Friedrich Maassen

Friedrich Bernhard Christian Maassen, also Maassen (* September 24, 1823 in Wismar, † April 9, 1900 in Wilten, Tyrol ) was a German -Austrian law professor and journalist.

Maassen studied history and law at Jena, Berlin, Kiel and Rostock in 1845. During his studies, he became in 1841 a member of the Prince basement fraternity and 1842/43 the castle basement fraternity in Jena. He practiced as a lawyer and Syndic was the Mecklenburg knighthood. Together with Franz Chassot of Flore Court in 1849, he founded the anti- revolutionary North German magazine correspondent. In 1851 he converted together with Franz Chassot of Flore Court, Karl von Vogelsang and Emil von Bülow from Protestantism to the Catholic Church and moved to Bonn. In 1853 he wrote as part of his teaching in Bonn, the work, the primacy of the Bishop of Rome and the ancient patriarchal churches. In 1855 he was appointed as associate professor of Roman law at the University of Pest, in the same year at the University of Innsbruck.

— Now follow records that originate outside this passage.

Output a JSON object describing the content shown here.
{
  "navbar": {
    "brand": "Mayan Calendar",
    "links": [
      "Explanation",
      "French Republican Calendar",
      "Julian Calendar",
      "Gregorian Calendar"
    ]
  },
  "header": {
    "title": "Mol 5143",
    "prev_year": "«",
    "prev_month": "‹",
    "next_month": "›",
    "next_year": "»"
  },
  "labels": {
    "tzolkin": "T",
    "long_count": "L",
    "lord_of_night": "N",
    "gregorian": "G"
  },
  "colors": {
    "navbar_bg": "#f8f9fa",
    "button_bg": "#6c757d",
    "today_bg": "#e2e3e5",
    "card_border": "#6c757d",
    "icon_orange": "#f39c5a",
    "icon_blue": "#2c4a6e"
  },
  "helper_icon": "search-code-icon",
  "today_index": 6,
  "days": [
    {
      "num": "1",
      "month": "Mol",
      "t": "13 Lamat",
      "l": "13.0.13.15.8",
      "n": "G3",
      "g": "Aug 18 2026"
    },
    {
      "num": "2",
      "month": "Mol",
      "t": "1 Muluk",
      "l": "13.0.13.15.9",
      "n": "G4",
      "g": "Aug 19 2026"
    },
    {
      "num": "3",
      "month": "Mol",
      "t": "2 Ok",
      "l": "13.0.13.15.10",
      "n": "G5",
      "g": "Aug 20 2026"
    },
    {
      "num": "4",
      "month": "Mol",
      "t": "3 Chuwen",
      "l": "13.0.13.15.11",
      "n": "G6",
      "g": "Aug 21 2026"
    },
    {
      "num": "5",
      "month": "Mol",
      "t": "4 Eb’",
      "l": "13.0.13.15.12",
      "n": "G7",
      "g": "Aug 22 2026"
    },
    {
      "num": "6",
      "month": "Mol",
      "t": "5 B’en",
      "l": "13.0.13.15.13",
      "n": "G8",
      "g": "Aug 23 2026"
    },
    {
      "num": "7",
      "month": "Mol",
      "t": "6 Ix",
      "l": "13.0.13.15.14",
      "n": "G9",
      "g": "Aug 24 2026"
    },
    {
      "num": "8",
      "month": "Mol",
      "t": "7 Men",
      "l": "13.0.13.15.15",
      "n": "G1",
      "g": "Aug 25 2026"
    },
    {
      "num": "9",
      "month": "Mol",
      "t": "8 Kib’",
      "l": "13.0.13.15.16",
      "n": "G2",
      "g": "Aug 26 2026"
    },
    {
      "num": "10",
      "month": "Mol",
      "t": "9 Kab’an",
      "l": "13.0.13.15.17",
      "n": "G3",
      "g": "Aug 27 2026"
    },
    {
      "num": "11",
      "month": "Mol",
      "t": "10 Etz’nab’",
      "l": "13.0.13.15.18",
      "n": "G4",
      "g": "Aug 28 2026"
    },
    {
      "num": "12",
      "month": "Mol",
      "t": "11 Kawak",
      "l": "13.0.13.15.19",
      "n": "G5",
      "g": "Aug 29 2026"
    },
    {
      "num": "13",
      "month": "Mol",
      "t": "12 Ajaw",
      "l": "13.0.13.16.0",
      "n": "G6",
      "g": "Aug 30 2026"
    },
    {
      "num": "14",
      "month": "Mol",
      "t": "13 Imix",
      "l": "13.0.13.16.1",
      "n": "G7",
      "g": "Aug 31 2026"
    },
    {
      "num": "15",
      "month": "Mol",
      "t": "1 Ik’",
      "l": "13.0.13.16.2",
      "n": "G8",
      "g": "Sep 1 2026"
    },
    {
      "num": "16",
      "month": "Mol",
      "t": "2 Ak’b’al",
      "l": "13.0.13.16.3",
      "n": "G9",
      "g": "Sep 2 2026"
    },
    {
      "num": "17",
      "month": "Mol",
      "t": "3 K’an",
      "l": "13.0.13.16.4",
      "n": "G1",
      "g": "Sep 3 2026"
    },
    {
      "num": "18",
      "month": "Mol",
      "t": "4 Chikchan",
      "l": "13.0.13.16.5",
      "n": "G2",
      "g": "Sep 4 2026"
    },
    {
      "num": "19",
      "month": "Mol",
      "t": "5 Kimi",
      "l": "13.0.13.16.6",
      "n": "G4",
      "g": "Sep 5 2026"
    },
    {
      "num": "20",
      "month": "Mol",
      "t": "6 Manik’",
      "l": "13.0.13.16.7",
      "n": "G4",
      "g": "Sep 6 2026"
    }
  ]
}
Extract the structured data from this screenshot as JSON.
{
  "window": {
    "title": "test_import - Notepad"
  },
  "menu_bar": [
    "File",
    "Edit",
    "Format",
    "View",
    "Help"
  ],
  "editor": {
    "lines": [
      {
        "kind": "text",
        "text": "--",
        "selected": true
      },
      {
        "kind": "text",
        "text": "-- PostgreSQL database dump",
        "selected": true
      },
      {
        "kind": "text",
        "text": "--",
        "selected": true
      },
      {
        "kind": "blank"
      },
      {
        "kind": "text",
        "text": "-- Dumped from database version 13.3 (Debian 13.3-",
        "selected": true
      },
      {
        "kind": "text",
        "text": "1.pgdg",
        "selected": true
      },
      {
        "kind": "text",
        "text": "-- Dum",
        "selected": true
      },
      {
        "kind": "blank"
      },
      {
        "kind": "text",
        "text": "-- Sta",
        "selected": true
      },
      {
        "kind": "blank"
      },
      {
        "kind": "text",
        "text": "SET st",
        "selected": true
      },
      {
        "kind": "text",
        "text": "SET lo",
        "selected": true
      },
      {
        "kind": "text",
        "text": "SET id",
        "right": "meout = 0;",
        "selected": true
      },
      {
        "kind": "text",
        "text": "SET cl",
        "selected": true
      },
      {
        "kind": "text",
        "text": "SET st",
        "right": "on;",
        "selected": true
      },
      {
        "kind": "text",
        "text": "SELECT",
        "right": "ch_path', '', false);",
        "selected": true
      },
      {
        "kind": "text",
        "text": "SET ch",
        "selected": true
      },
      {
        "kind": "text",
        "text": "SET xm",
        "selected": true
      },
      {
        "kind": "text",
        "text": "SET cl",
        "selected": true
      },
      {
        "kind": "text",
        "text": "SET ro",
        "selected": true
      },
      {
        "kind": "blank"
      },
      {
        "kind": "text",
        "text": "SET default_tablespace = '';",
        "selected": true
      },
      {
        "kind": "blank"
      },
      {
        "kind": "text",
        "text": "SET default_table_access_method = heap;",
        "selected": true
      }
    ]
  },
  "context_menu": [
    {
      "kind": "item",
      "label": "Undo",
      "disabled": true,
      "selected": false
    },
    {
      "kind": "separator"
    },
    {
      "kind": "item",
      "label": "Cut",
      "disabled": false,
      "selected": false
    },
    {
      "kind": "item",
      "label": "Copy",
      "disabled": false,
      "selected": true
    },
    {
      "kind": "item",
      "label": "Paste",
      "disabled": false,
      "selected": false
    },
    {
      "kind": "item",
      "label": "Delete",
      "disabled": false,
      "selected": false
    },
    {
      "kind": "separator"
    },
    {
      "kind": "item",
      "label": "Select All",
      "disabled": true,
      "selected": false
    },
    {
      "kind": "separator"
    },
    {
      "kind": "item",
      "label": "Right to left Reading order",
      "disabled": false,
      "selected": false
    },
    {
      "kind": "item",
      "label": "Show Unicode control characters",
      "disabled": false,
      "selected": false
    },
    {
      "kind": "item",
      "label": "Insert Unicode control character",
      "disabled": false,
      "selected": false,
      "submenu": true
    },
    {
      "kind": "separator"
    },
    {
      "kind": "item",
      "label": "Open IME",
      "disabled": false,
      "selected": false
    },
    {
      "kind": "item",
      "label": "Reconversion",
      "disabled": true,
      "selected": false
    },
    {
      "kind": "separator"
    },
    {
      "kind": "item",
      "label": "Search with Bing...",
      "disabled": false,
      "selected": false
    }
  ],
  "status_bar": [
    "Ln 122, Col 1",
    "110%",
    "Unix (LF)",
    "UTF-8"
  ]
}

In 1860 he became a full professor of Roman and canon law at the University of Graz, 1870, he published there, the history of the sources and literature of canon law in the West until the end of the Middle Ages. Also in Graz, he published the font Nine chapters on free church and freedom of knowledge (1876 ). From 1871 to 1894 he taught at the University of Vienna. He has performed against the dogma of infallibility, distanced himself in 1882 but explicitly from the Old Catholics. His main area of ​​work was the canonical source research. In 1873 he became a member of the Vienna Academy of Sciences. In 1882, he took with his work Concerning the reasons for the struggle between the pagan state and Christianity affect the Prussian Kulturkampf.